With an experience like that, who wouldn't convert?

I mean, being in the very presence of God?

There would be no hesitation on my part for a second.

Saul, was educated in the law, thus, was a perfect candidate for the job.

His heart was in it.

Blessings, AJ
 

TimothyA

Member
Absolutely, but then it still returns to 'God' being culpable for all evil in this world and proof of his imperfection.
 

TimothyA

Member
Yes, yes I am. Especially, if he is manipulating free will to his own end.

(Before we get too far... I have to let you know, this discussion is mostly theory for me because I don't believe the God of Abraham to be anything more than a very unpleasant nature divinity.)
 

look3467

Well-Known Member
Premium Member
Yes, yes I am. Especially, if he is manipulating free will to his own end.

(Before we get too far... I have to let you know, this discussion is mostly theory for me because I don't believe the God of Abraham to be anything more than a very unpleasant nature divinity.)

Understood.
Our very presence in this discussion is food for thought for many readers.
Yea or nay, They will take from it as they choose.

Theory, is OK by me, since it is a privilege by choice.

God being guilty, yes, but not imperfect.

God is guilty for making His creation and subjecting us to this hellish environment.
Agree?

Would it not be fair to say that because we were subjected to all this, that we might be a bit angry at Him?
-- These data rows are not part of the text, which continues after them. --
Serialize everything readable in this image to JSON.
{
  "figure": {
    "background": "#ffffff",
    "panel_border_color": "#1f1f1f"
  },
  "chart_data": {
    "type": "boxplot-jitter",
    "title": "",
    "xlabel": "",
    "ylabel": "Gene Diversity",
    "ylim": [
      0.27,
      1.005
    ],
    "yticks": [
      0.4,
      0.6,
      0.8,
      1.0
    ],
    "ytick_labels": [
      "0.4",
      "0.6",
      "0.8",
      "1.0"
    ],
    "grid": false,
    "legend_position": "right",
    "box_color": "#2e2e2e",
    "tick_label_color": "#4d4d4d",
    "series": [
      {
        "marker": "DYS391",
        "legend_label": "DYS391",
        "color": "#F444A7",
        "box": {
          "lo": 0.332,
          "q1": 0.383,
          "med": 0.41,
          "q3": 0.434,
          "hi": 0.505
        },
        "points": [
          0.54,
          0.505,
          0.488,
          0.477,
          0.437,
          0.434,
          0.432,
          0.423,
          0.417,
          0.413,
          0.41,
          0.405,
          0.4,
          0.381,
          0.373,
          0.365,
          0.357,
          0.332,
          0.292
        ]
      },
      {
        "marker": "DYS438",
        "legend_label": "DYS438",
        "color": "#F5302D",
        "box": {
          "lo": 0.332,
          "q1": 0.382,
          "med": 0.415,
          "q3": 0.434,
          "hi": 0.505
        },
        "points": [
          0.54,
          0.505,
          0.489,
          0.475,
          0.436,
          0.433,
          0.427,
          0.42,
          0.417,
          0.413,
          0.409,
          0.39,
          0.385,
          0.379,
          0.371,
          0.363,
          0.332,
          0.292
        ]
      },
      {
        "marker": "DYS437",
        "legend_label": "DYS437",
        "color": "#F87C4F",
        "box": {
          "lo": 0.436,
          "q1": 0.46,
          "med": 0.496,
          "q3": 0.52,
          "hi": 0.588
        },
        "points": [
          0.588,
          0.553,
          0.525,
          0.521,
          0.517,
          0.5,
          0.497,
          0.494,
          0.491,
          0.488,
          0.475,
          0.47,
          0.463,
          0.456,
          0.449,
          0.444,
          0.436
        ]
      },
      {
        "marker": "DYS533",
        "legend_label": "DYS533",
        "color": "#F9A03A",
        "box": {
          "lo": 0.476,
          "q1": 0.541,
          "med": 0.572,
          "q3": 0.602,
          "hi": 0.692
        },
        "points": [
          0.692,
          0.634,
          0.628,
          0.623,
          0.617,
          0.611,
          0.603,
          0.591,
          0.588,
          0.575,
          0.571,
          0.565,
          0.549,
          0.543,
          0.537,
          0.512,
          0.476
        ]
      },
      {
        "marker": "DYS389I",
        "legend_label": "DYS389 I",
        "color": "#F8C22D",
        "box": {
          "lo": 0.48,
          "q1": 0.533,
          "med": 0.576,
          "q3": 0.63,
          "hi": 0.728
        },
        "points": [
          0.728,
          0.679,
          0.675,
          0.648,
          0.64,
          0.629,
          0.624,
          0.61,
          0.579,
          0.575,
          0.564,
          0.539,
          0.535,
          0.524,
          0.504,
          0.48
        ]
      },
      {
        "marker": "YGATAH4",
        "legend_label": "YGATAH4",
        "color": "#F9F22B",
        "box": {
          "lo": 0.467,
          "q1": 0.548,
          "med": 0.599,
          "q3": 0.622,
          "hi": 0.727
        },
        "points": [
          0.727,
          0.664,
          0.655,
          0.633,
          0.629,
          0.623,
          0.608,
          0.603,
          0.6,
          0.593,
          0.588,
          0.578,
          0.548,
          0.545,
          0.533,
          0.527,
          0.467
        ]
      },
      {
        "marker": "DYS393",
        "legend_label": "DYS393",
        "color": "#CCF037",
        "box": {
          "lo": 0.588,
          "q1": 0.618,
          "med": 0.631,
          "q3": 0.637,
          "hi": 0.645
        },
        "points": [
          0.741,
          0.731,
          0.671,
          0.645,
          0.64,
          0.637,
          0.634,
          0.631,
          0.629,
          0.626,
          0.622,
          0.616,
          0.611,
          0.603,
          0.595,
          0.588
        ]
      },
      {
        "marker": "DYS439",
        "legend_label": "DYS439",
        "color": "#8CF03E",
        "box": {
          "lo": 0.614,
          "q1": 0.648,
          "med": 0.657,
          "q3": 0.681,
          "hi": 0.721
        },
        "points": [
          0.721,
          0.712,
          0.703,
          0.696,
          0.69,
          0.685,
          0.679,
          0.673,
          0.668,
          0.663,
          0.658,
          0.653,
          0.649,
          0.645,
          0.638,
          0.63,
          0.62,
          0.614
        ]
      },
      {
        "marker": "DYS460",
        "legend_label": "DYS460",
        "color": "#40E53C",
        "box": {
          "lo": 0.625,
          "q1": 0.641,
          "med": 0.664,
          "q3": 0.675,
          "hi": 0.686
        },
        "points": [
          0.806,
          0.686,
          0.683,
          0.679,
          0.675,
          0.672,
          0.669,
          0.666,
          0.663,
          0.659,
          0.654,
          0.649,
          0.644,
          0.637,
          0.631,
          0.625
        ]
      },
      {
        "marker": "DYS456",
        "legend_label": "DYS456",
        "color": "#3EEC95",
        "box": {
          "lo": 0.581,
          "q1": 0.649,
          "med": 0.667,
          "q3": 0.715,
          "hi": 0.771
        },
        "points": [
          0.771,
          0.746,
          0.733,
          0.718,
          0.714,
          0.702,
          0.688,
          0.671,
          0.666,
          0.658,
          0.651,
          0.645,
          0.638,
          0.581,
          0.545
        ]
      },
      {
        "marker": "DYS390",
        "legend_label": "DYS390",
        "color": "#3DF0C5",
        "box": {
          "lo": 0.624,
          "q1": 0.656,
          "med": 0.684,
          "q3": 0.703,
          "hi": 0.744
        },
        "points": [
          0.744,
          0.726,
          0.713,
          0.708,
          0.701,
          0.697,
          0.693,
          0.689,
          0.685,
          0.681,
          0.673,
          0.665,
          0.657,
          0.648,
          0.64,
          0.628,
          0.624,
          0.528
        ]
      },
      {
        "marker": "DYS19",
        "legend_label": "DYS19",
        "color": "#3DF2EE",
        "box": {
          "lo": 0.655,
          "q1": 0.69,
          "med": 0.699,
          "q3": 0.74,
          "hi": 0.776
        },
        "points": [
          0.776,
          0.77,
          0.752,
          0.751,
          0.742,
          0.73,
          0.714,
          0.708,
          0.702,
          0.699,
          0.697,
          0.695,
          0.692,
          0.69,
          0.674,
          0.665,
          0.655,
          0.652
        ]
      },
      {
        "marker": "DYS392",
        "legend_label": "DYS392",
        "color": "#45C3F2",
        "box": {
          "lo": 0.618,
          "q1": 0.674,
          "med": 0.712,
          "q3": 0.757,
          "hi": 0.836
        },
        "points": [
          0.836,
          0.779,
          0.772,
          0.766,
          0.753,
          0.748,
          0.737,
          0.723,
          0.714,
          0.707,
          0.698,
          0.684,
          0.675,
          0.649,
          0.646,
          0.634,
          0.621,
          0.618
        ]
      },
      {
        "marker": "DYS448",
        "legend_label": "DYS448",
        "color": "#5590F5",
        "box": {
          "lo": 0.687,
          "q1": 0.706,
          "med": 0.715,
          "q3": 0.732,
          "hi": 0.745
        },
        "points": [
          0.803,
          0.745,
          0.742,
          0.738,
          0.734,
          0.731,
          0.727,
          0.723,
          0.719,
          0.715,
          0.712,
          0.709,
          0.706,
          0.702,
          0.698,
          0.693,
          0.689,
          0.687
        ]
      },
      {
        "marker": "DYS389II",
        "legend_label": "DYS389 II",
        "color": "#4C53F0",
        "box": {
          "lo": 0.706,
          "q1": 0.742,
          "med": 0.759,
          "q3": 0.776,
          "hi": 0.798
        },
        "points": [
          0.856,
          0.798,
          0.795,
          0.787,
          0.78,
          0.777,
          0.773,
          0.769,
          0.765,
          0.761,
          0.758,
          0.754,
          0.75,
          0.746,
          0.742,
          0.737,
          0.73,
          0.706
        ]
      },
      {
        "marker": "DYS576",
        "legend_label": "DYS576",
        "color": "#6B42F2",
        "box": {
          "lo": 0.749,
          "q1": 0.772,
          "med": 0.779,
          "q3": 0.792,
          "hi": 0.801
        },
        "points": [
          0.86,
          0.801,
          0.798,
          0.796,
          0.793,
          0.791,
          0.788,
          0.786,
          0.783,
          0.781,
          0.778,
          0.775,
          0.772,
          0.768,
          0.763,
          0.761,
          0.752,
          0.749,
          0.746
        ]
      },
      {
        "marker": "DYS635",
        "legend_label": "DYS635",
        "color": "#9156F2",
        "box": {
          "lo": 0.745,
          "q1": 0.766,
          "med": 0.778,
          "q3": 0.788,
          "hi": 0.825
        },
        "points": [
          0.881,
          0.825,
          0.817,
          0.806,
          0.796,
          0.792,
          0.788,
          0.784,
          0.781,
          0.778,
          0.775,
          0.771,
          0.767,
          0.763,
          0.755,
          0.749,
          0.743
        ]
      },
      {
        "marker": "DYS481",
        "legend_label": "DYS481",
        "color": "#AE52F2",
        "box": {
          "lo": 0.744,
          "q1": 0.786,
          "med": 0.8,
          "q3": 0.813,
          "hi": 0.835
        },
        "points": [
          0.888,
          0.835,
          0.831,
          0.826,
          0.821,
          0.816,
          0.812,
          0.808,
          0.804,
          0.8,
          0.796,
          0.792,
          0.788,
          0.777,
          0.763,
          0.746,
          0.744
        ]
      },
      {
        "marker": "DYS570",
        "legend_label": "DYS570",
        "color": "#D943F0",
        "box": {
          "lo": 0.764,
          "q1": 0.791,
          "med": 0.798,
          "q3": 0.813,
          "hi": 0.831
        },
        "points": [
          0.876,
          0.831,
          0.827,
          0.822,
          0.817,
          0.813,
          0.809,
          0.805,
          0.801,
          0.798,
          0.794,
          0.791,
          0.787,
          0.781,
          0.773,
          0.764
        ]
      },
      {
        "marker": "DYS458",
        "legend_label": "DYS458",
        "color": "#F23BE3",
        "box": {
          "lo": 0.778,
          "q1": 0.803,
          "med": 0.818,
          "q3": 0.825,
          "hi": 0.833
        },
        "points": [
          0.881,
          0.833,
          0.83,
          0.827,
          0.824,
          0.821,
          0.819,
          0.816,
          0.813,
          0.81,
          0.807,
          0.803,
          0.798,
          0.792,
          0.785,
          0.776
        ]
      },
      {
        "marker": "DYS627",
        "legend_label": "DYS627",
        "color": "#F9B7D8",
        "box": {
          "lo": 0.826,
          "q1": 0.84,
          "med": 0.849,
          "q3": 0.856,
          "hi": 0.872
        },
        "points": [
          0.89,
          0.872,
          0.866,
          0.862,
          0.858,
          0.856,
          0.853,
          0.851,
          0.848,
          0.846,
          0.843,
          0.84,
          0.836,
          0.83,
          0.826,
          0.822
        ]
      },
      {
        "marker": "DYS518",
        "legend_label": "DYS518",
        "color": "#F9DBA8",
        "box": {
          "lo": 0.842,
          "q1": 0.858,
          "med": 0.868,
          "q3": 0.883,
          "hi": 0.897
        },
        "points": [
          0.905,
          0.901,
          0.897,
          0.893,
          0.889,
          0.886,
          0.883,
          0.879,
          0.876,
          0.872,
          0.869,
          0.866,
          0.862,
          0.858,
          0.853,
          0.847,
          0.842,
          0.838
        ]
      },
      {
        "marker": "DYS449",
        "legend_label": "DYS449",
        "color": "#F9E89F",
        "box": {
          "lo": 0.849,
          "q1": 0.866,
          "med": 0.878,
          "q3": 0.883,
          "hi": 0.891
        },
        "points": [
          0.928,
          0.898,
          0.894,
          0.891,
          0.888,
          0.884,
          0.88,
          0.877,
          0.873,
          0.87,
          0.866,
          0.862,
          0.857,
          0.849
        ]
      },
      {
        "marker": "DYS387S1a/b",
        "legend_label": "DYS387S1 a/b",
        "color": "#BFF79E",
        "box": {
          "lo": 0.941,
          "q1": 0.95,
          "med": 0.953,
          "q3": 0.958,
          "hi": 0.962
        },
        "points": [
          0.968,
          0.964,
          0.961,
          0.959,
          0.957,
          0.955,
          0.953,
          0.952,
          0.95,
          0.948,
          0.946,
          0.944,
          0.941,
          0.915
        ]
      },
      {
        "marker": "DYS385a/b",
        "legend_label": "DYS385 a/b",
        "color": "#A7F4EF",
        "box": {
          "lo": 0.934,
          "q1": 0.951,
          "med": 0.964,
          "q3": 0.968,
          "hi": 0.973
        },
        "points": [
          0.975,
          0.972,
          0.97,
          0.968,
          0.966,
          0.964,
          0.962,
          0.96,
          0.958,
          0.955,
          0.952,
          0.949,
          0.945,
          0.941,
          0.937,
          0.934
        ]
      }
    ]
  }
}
Angry enough that we might just take our frustrations out on His Son?

He sent us messengers and we stoned them.

He thought, well, if I sent my Son they must honor Him.

So He sent us His Son, and we accused Him being a false God, claiming to be the Son of God, giving us the image that He was equal to God: just blasphemous.

Well, we crucified Him! There......., we showed God just what we though of Him.

Anger justified?

God understood, that is why He did send His Son, so that our anger may be turned to Joy, by taking away the penalty of death from us and placing it on His Son.

1Pe 4:13 But rejoice, inasmuch as ye are partakers of Christ's sufferings; that, when his glory shall be revealed, ye may be glad also with exceeding joy.

Well, He was revealed, and so remains...........the joy to be experienced.

I understand that trying to push a point of view when the source of that view is unbelievable by you.